Tratto dal The Guardian
L’Italia si schiera in Europa contro protezione di animali e ambiente
Mentre la PAC sembra aver subito una battuta d’arresto, Il Consiglio dell’Unione europea ha adottato un’altra importante revisione, quella della IED.
La IED (direttiva sulle emissioni industriali) è il principale strumento dell’UE che monitora e regola l’inquinamento prodotto dagli impianti industriali, compresi quindi gli allevamenti intensivi.
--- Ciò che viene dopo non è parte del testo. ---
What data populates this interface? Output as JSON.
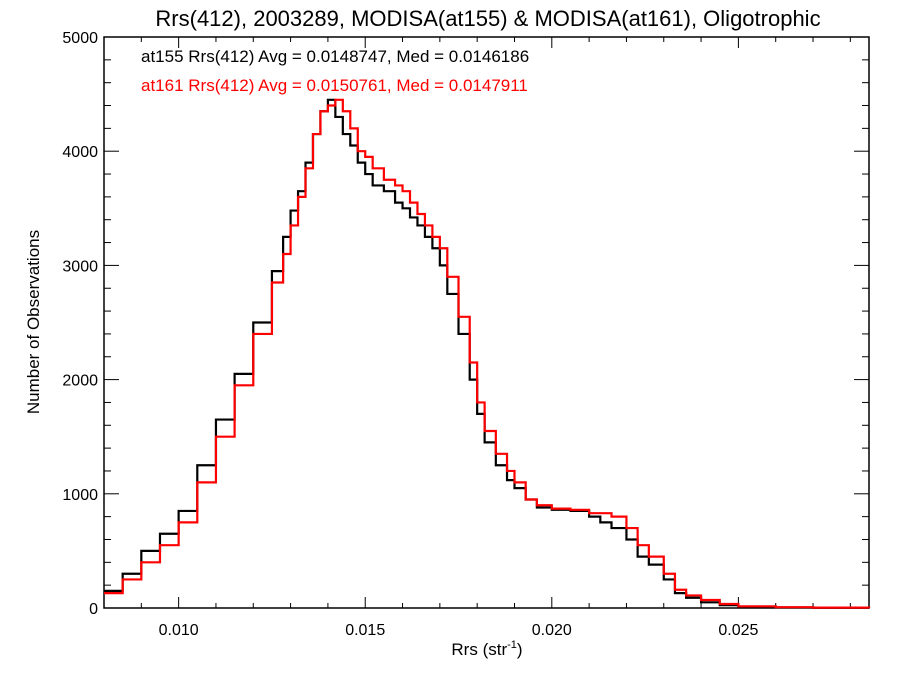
{
  "chart_data": {
    "type": "line",
    "title": "Rrs(412), 2003289, MODISA(at155) & MODISA(at161), Oligotrophic",
    "xlabel": "Rrs (str",
    "xlabel_sup": "-1",
    "xlabel_end": ")",
    "ylabel": "Number of Observations",
    "xlim": [
      0.008,
      0.0285
    ],
    "ylim": [
      0,
      5000
    ],
    "xticks": [
      0.01,
      0.015,
      0.02,
      0.025
    ],
    "xtick_labels": [
      "0.010",
      "0.015",
      "0.020",
      "0.025"
    ],
    "yticks": [
      0,
      1000,
      2000,
      3000,
      4000,
      5000
    ],
    "ytick_labels": [
      "0",
      "1000",
      "2000",
      "3000",
      "4000",
      "5000"
    ],
    "grid": false,
    "step": true,
    "annotations": [
      "at155 Rrs(412) Avg = 0.0148747, Med = 0.0146186",
      "at161 Rrs(412) Avg = 0.0150761, Med = 0.0147911"
    ],
    "series": [
      {
        "color": "#000000",
        "x": [
          0.008,
          0.0085,
          0.009,
          0.0095,
          0.01,
          0.0105,
          0.011,
          0.0115,
          0.012,
          0.0125,
          0.0128,
          0.013,
          0.0132,
          0.0134,
          0.0136,
          0.0138,
          0.014,
          0.0142,
          0.0144,
          0.0146,
          0.0148,
          0.015,
          0.0152,
          0.0155,
          0.0158,
          0.016,
          0.0162,
          0.0164,
          0.0166,
          0.0168,
          0.017,
          0.0172,
          0.0175,
          0.0178,
          0.018,
          0.0182,
          0.0185,
          0.0188,
          0.019,
          0.0193,
          0.0196,
          0.02,
          0.0205,
          0.021,
          0.0213,
          0.0216,
          0.022,
          0.0223,
          0.0226,
          0.023,
          0.0233,
          0.0236,
          0.024,
          0.0245,
          0.025,
          0.026,
          0.027,
          0.0285
        ],
        "y": [
          150,
          300,
          500,
          650,
          850,
          1250,
          1650,
          2050,
          2500,
          2950,
          3250,
          3480,
          3650,
          3900,
          4150,
          4350,
          4450,
          4300,
          4150,
          4050,
          3900,
          3800,
          3700,
          3650,
          3550,
          3500,
          3420,
          3350,
          3250,
          3150,
          3000,
          2750,
          2400,
          2000,
          1700,
          1450,
          1250,
          1120,
          1050,
          950,
          880,
          860,
          850,
          800,
          750,
          700,
          600,
          450,
          380,
          250,
          130,
          90,
          50,
          25,
          10,
          5,
          2,
          0
        ],
        "_series_note": "at155"
      },
      {
        "color": "#ff0000",
        "x": [
          0.008,
          0.0085,
          0.009,
          0.0095,
          0.01,
          0.0105,
          0.011,
          0.0115,
          0.012,
          0.0125,
          0.0128,
          0.013,
          0.0132,
          0.0134,
          0.0136,
          0.0138,
          0.014,
          0.0142,
          0.0144,
          0.0146,
          0.0148,
          0.015,
          0.0152,
          0.0155,
          0.0158,
          0.016,
          0.0162,
          0.0164,
          0.0166,
          0.0168,
          0.017,
          0.0172,
          0.0175,
          0.0178,
          0.018,
          0.0182,
          0.0185,
          0.0188,
          0.019,
          0.0193,
          0.0196,
          0.02,
          0.0205,
          0.021,
          0.0213,
          0.0216,
          0.022,
          0.0223,
          0.0226,
          0.023,
          0.0233,
          0.0236,
          0.024,
          0.0245,
          0.025,
          0.026,
          0.027,
          0.0285
        ],
        "y": [
          130,
          250,
          400,
          550,
          750,
          1100,
          1500,
          1950,
          2400,
          2850,
          3100,
          3350,
          3600,
          3850,
          4150,
          4350,
          4400,
          4450,
          4350,
          4200,
          4000,
          3950,
          3850,
          3750,
          3700,
          3650,
          3550,
          3450,
          3350,
          3250,
          3150,
          2900,
          2550,
          2150,
          1800,
          1550,
          1350,
          1200,
          1100,
          950,
          900,
          870,
          860,
          830,
          830,
          800,
          700,
          550,
          450,
          300,
          160,
          110,
          70,
          35,
          15,
          7,
          3,
          0
        ],
        "_series_note": "at161"
      }
    ]
  }
}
L’Italia – insieme all’Ungheria – si è opposta fin da subito all’approvazione di questa revisione.
Per quale motivo?
Il punto centrale (e più divisivo) della revisione riguardava proprio l’ampliamento delle strutture che saranno coperte dalla direttiva.
L’ampliamento riguarda per esempio i grandi allevamenti di maiali (sopra i 350 animali), di polli allevati per la loro carne (280 animali) e di galline ovaiole (300 animali).
Durante la votazione del Consiglio UE – in formato Economia e Finanza – il ministro italiano Giancarlo Giorgetti ha espresso un voto contrario, si sono invece astenuti Bulgaria, Austria e Romania.
Di fatto l’Italia è quindi rimasta sola nella battaglia per evitare che gli allevamenti intensivi siano soggetti a maggiori e più stringenti controlli sul loro impatto ambientale (infatti il 12 aprile la revisione è stata comunque approvata).
Un’ulteriore prova dello schieramento delle istituzioni italiane al fianco dell’industria alimentare (neanche troppo nascosto) e della mancanza di interesse nel tutelare animali, ambiente e salute delle persone, ma solo nel garantire il profitto all’industria.